キャッシュレス支払いのポイント還元を知らせる店先の掲示=29日、東京都板橋区のハッピーロード大山商店街で

 クレジットカードや電子マネーで買い物した場合、2%か5%のポイントを還元する政府の事業が30日で終わる。昨年10月の消費税率10%への引き上げに際して導入され、キャッシュレス決済の普及に一定の効果があったが、個人消費を喚起したかどうかは、はっきりしない。事業終了で政府の決済手数料補助がなくなるため、負担増を嫌う企業がキャッシュレス決済から撤退する懸念も指摘される。(妹尾聡太)

◆中小中心に115万店が参加、還元額は3530億円

 菅義偉官房長官は29日の記者会見で、ポイント還元事業について「事業者からは売り上げ確保や顧客獲得、業務効率化につながったという声をいただいている」と評価した。
 還元事業には中小・小規模店を中心に約115万店が参加。4月13日時点の対象決済額は8・5兆円、還元額は3530億円に上った。2019年の国内キャッシュレス決済比率は26・8%まで上昇した。
 現金を介さないため、最近は新型コロナウイルスの感染予防対策としても利用が増加。政府は今後、マイナンバーカード保有者の決済時にポイントを付与するなどキャッシュレス決済の普及策を継続する方針だ。

◆続くマイナス成長、消費の落ち込み防げたのか?

 消費の落ち込みを防ぐという、もう一つの目的を達成できたかどうかについては、政府も言葉を濁す。個人消費が多くを占める国内総生産(GDP)成長率の速報値は19年10~12月期、20年1~3月期とも前期比マイナス。政府は「還元事業の効果のみを抽出し、定量的に把握することは困難」との答弁書を26日に閣議決定した。
 ニッセイ基礎研究所の福本勇樹主任研究員は「購入額が少ないスーパーやコンビニで広まったが、以前からクレジットカード利用が多かった大型店ではあまり効果がなかった」と分析。
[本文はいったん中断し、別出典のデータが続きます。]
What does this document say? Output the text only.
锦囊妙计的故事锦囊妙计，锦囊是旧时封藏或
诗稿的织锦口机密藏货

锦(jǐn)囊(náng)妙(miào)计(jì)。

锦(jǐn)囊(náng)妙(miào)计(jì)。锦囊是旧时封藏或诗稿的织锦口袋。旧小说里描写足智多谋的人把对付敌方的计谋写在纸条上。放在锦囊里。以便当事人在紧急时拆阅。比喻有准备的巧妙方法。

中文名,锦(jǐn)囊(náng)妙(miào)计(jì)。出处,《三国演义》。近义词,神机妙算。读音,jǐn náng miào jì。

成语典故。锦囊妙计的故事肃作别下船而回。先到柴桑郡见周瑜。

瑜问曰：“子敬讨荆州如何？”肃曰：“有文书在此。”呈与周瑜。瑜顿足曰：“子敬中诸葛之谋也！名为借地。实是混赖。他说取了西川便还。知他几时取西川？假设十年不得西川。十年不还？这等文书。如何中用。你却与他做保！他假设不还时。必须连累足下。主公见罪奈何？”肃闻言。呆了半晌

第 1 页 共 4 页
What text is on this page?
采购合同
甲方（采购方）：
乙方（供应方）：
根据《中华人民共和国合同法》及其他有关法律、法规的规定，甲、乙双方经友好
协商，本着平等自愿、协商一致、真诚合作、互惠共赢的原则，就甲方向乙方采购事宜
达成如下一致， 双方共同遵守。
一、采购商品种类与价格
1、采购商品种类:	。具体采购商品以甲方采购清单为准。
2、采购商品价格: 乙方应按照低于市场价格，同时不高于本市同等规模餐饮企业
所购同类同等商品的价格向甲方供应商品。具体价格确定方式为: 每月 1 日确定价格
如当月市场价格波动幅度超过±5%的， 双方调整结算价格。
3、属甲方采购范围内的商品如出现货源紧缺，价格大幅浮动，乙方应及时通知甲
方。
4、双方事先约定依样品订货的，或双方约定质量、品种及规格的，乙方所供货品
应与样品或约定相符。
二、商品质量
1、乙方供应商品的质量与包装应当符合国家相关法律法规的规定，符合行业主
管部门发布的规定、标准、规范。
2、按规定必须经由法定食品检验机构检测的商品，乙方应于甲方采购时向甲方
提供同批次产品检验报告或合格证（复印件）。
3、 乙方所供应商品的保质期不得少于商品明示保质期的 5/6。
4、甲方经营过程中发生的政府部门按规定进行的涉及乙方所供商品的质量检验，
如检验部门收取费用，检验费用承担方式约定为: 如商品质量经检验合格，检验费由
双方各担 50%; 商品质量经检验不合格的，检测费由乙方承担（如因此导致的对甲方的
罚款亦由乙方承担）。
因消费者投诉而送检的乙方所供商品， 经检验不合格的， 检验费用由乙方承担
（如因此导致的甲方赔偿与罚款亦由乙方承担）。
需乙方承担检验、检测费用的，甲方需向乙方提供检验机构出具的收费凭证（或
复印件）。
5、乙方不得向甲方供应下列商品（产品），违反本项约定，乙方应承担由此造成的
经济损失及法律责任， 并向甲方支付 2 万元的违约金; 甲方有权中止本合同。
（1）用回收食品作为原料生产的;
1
「今後、手数料負担が増え、キャッシュレス決済から撤退する事業者が出てくるのではないか」と話す。
 還元事業は、事務局を担うキャッシュレス推進協議会(東京)が広告大手の電通に事務を丸投げし、持続化給付金事業と同じ構図と問題視される。経済産業省は19、20年度、計339億円で同協議会に委託。事業は委託費の約9割で電通に再委託され、さらにグループ会社などに作業が外注されていた。